As the war raging in the Middle East burnt into the Western psyche as a permanent fixture of political and cultural decay, by 2010 with the Tories back in power, traditional class wars throughout Europe and America were reignited as western  partnerships implemented austerity.

Growing up Stateside, presidential elections were minor but significant occasions – for many just another day, as democracy was like turning on a tap, there when we expected it. However, record turnout for Barack Obama was simply astounding. Donald Trump’s election has often been described as a product of our times or whitelash of Obama’s tenure. As it became apparent, Trump not only did not represent the America I grew up in, he embodied a new brand of right-wing extremism. There is a wide consensus that Trumpism is firmly entrenched in American conservatism and will be his legacy.

As Trump rose to power, behind closed doors, the same extremism was being carefully planned in the UK, with Steve Bannon (who later became Trump’s Chief Strategist and  senior Councillor) and veterans of the Tory party with long-running aspirations of leaving the European Union. The Brexit project, a definitive referendum costing two prime ministers, aligned UK politics with the far-right. Trumpism has replaced waning American hegemony, to the disgust of us on the left, UK conservatives were all too happy to lurch further to the right – polarising the UK in a Brexit vs anti-Brexit parroting of divide-and-rule tactics.  Despite Trump’s contemptuous personality and lack of political know how, the world  has witnessed in horror, a potent wave of Trumpism sweep America – spawning other extremist right-wing leaders, such as Brazil’s Jair Bolsonaro and India’s Narendra Modi.

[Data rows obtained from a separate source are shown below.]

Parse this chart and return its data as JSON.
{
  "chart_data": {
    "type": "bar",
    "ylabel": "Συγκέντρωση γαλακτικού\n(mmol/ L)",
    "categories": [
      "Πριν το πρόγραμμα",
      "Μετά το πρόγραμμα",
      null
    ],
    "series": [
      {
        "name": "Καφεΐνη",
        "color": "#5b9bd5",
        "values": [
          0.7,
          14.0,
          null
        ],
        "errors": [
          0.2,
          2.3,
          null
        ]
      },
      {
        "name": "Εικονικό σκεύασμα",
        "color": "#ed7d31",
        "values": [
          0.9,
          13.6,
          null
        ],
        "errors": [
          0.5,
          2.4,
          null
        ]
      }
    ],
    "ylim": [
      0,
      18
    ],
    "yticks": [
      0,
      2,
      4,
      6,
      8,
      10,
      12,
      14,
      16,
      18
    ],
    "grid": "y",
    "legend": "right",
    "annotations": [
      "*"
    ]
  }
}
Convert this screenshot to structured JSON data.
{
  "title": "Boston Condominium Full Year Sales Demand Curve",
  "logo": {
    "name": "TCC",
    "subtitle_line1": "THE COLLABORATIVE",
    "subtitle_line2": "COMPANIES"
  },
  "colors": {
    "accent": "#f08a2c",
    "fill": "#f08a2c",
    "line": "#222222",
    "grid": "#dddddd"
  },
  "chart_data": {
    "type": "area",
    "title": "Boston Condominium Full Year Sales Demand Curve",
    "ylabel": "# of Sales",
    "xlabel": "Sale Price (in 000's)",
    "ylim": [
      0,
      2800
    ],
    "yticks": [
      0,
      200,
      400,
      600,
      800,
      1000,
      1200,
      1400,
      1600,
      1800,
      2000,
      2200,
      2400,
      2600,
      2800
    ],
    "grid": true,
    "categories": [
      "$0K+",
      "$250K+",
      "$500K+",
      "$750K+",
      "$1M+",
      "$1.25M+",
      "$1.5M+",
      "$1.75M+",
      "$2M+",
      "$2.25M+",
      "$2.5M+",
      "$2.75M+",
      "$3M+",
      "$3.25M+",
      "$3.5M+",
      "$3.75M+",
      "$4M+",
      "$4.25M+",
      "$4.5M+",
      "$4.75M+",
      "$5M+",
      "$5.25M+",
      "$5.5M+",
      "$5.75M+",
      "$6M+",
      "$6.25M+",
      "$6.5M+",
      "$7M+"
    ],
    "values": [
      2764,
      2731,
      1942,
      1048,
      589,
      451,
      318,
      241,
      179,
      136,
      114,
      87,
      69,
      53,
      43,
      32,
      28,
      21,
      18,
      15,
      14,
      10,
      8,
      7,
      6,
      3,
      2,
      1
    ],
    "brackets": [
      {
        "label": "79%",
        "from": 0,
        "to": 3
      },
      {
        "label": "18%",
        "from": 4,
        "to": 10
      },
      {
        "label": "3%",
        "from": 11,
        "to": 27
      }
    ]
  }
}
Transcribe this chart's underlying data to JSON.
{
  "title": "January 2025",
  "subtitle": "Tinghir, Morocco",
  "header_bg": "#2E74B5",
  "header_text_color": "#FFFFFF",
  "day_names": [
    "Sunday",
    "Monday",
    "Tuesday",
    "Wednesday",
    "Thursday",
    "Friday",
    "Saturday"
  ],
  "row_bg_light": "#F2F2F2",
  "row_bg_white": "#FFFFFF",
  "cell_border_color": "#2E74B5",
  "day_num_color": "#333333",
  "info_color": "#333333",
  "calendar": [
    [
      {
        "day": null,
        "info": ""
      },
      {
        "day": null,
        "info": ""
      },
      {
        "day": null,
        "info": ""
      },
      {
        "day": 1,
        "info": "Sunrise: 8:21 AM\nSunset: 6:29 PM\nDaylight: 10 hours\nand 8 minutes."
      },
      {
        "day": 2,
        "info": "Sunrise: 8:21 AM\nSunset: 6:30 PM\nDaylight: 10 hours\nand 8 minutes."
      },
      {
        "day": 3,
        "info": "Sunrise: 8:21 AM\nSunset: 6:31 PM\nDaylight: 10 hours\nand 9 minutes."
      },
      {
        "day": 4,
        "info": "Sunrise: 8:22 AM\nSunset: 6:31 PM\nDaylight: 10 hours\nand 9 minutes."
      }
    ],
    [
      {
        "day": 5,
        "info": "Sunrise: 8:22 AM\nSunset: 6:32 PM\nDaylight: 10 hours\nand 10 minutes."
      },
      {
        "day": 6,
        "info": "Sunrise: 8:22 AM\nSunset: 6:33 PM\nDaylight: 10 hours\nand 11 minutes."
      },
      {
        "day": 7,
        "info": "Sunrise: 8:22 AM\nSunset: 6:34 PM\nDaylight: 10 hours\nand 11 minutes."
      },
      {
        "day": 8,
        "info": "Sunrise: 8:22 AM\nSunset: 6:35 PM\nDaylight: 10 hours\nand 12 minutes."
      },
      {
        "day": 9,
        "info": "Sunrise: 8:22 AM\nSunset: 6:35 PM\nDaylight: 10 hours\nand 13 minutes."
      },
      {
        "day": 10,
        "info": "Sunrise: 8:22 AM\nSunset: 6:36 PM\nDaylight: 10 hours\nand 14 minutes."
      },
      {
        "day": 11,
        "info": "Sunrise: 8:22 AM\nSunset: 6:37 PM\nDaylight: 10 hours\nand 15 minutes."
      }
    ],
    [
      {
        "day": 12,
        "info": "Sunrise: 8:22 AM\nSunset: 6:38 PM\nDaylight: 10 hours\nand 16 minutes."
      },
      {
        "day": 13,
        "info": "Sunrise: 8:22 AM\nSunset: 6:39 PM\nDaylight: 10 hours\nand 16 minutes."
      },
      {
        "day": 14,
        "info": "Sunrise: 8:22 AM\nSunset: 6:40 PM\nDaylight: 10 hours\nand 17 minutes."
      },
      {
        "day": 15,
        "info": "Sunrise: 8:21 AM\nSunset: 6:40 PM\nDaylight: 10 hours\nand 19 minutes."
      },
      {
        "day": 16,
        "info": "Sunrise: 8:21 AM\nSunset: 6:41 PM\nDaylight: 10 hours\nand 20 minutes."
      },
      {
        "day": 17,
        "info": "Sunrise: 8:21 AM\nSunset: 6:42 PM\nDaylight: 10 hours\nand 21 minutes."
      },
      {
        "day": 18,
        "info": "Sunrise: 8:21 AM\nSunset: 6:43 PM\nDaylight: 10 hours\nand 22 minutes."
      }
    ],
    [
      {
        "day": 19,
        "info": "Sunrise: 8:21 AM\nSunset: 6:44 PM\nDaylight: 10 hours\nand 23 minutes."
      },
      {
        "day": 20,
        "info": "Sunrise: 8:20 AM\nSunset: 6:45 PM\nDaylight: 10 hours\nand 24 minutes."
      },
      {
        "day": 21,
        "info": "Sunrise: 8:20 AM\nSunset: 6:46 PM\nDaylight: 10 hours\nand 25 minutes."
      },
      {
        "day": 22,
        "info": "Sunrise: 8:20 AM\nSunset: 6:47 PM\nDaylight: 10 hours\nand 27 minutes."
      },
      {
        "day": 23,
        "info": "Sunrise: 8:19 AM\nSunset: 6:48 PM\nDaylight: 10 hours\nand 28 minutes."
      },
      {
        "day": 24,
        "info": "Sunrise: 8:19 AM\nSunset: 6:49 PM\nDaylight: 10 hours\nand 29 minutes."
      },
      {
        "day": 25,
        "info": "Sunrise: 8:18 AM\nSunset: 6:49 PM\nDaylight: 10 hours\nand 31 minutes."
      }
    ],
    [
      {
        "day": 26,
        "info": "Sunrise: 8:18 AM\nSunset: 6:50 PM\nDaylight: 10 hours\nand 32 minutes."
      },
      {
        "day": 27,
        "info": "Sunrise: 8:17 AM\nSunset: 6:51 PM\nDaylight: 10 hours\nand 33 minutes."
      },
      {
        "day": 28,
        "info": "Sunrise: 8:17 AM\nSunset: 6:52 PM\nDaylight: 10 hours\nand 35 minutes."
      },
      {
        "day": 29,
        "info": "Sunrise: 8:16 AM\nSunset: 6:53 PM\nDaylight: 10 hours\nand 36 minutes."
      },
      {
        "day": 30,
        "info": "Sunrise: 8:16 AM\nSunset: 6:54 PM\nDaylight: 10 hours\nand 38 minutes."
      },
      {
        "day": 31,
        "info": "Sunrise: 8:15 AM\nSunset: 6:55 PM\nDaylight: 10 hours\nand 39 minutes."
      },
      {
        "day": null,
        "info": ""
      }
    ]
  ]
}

With an emerging progressive movement opposing the onslaught of growing demagoguery, it has become a tug-of-war of ideologies on both sides of the pond. However, more middle-of-the-road, figures have emerged: in UK Labour’s Keir Starmer and the former vice-president to Obama, Joe Biden. There is seemingly a  budding mediocrity: as progressivism has largely been trodden over by ideologues. Now that Biden has clenched victory in a seismic US election, progression may still shine.

As the UK is poised to leave the EU, the US election result has stratospheric implications for the UK’s Brexit, as Boris Johnson will cling to the dream without Trumps influence.

This article puts it into a nutshell: as Starmer seeks to replicate Biden’s multilateral approach in a trans-Atlantic preference for mediocrity over dictatorship. As Owen Jones, founder of the Stop Trump Coalition and progressive journalist, suggested during a post US election discussion, Starmer and Biden would at least provide a bridge to hope.